Este tipo de investigação e perspectiva já foram experimentados. José G.P. Bastos ([JGPB] 1997) trabalhou com uma comunidade envelhecida translocada do Bairro da Liberdade para o Bairro Padre Cruz. Com a fragmentação do real e, em consequência, das Ciências Sociais, nomeadamente a Antropologia, estilhaçada em tendências, e a inevitabilidade de introduzir a posição do investigador no investigado, leva JGPB a ultrapassar o ecletismo interdisciplinar e propor uma “sutura epistemológica das disciplinas antropológicas”: «exigindo a passagem das epistemologias da clivagem, categoriais ou atomísticas, simplificadoras e/ou reducionistas, às epistemologias da complexidade e da transdisciplinaridade» propõe em alternativa à fragmentação das Ciências Sociais uma «epistemologia estrutural- dinâmica centrada (…) na análise das tensionalidades, das contradições e dos conflitos, bem como dos processos cognitivo-emocionais, psico-sociológicos e político- económicos que ensaiam resolvê-los, deslocá-los e/ou integrá-los». (1997: 5, os bold são do autor)

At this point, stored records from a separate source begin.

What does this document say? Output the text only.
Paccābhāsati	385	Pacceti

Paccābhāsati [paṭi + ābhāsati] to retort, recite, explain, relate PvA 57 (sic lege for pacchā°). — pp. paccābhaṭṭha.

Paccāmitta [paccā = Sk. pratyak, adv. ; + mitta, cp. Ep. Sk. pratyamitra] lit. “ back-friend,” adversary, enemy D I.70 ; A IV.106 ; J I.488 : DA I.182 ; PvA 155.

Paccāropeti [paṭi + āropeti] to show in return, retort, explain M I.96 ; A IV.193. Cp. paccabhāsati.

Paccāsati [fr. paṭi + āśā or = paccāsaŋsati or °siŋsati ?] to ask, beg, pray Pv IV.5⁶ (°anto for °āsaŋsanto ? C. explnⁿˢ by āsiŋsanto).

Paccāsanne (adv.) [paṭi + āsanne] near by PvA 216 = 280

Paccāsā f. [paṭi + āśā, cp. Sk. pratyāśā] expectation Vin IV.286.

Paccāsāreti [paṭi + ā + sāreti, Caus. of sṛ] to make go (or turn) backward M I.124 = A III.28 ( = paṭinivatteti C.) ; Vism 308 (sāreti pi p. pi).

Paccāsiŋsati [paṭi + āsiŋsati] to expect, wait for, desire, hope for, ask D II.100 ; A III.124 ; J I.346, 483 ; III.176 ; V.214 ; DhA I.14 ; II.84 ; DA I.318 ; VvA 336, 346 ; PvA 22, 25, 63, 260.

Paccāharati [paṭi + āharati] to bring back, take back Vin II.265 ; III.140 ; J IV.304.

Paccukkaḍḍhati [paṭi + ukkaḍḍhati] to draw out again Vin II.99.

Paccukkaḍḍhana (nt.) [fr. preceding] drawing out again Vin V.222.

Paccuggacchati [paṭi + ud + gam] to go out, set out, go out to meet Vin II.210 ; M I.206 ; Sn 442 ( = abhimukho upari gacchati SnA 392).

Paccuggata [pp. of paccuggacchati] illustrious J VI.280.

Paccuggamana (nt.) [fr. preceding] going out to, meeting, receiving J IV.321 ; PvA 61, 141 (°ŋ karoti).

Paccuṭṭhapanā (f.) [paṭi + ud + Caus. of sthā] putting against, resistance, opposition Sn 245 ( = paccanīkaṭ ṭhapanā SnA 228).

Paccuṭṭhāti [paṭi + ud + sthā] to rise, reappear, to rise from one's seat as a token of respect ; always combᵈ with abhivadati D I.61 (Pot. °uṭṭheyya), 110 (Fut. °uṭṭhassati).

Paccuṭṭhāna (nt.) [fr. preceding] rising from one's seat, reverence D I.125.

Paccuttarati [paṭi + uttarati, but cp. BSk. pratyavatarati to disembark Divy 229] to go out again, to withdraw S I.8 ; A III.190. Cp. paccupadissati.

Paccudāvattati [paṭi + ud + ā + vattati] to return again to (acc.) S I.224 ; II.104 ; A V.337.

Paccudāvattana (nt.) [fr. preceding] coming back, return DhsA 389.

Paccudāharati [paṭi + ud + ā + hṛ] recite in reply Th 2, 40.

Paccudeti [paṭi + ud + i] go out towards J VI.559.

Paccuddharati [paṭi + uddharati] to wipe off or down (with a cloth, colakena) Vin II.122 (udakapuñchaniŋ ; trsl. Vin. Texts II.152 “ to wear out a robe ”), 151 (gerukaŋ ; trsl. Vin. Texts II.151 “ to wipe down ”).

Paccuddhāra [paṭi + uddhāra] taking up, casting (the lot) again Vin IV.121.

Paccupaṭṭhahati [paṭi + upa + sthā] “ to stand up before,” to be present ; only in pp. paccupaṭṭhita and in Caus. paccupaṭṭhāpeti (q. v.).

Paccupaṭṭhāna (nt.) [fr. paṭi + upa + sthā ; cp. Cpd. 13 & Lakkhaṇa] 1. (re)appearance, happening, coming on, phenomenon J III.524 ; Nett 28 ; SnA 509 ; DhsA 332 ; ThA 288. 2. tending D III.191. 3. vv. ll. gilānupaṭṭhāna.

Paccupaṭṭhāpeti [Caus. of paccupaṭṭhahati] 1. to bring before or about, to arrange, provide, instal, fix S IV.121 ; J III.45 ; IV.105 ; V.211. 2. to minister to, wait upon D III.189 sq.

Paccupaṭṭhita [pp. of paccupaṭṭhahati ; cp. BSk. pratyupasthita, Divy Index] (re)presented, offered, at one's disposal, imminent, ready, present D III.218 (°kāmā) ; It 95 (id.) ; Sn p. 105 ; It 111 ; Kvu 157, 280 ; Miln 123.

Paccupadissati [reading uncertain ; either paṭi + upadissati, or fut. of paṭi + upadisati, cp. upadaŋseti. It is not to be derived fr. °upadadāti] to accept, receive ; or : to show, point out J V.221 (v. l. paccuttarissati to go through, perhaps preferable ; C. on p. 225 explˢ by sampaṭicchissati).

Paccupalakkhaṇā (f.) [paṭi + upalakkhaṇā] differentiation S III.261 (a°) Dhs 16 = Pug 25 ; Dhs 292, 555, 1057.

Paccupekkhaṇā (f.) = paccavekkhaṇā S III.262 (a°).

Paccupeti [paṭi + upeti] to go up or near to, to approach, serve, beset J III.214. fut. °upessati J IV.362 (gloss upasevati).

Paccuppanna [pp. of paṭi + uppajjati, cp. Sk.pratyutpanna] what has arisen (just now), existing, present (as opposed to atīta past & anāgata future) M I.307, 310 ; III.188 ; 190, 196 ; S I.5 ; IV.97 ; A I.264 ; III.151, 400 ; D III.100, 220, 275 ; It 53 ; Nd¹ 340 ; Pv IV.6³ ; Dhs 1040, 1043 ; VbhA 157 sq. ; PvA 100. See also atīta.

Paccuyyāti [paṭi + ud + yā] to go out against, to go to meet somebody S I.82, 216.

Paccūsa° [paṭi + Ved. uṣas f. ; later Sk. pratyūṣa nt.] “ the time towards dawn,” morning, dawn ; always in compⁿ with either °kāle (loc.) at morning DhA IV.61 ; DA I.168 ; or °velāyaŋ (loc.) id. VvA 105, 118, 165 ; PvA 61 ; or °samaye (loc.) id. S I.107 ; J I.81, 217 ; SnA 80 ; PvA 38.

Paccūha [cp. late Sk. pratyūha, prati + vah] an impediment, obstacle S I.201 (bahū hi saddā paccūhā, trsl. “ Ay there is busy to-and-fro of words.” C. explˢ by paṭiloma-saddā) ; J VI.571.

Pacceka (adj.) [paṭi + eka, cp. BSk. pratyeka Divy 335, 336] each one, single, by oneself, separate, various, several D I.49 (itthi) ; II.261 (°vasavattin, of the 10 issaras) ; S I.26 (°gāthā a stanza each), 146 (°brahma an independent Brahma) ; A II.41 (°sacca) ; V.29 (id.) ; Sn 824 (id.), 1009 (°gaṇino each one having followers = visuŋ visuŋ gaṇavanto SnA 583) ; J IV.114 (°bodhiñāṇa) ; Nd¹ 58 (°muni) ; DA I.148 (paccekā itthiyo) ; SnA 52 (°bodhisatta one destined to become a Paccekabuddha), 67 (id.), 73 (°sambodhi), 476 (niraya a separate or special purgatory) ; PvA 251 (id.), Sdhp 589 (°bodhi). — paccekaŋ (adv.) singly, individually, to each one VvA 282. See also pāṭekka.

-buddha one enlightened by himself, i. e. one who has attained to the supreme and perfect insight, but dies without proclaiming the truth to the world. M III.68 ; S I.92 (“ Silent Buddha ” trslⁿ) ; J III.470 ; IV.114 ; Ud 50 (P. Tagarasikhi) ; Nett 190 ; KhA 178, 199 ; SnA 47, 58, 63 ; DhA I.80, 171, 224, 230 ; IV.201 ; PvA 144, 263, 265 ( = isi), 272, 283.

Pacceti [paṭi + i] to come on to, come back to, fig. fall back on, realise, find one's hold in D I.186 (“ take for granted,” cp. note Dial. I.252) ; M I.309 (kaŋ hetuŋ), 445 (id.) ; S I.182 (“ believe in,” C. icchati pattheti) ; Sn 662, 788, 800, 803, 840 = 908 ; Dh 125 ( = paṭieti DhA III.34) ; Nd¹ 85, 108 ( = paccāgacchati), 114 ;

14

Bastos confirma assim, a subjectividade inerente aos processos de apropriação de um habitat e da consequente construção identitária através da personalização desse habitat. E atinge a questão central: – a construção das identidades: «decorrente [do] entrosamento da biografia identitária com o espaço, com as redes e grupos sociais de pertença e com a história, numa perspectiva psicossociológica» (ibidem: 30, o bold é nosso). Considerando como um elemento definitivo, aquilo que outros denominavam com factores “autónomos”, o espaço (que nós definimos como

doméstico e/ou urbano), no entrosamento com a sua “biografia” e os seus projectos de vida sempre presentes se delineará a sua identidade. Esta perspectiva, consolidada através das histórias de vida dos nossos entrevistados proporcionará uma visão integrada da nossa problemática.